In 2015, world leaders signed up to a UN Sustainable Development 2030 goal of a one-third reduction in deaths from four key NCDs – cancer, cardiovascular disease, chronic respiratory disease and diabetes – among those aged between 30 and 70.
Yet among high-income countries, just Denmark, Luxembourg, New Zealand, Norway, Singapore and South Korea are on track to meet the target, according to the findings of the 2nd edition of the NCD Countdown 2030 report.
Katie Dain, chief executive of NCD Alliance, said: “COVID-19 has exposed how a failure to invest in effective public health to prevent NCDs and provide health care for people living with NCDs can come back to bite us.”
Each year NCDs kill more than 40 million people, comprising seven out of ten deaths. Of these, 17 million deaths are people younger than 70 years, classed as premature.
Dain added: “The good news is that all countries can still meet the 2030 targets, with sound policies and smart investments. NCD prevention and treatment can no longer be seen a 'nice to have', it must be considered as part of pandemic preparedness.”
But Majid Ezzati, professor of global environmental health at Imperial College London, who led the study, warned: “No country can reach that target by simply addressing a single disease - what is needed is a package of measures, a strong health system, which addresses prevention, early detection and treatment, tailored to the national situation.”
A Lancet editorial, described the relationship between COVID-19 and NCDs as “dangerous” and was “experienced as a syndemic that is exacerbating social and economic inequalities.”

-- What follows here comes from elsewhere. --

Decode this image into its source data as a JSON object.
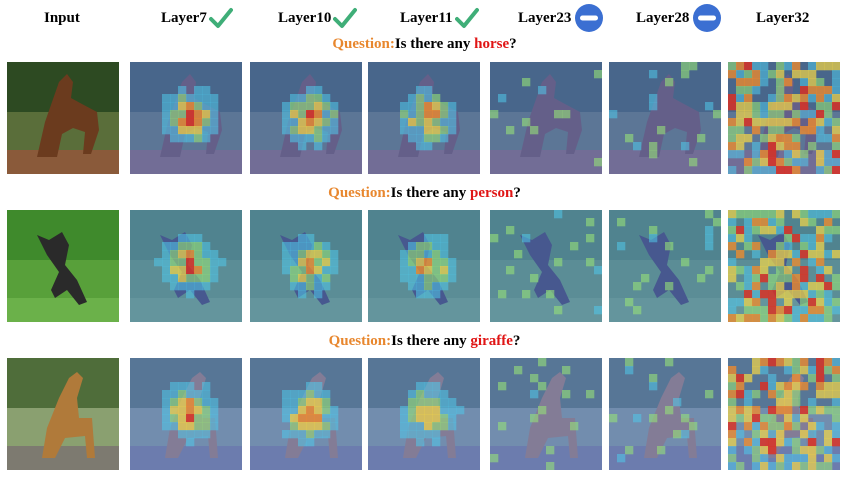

It added: “COVID-19 is a pandemic that must highlight the high burden that NCDs place on health resources. It should act as a catalyst for governments to implement stricter tobacco, alcohol and sugar controls, as well as focused investment in improving physical activity and healthy diets.
“COVID-19 has shown that many of the tools required for fighting a pandemic are also those required to fight NCDs: disease surveillance, a strong civil society, robust public health, clear communication and equitable access to resilient universal health-care systems.”
It concluded: “COVID-19 must stimulate far greater political action to overcome inertia around NCDs.”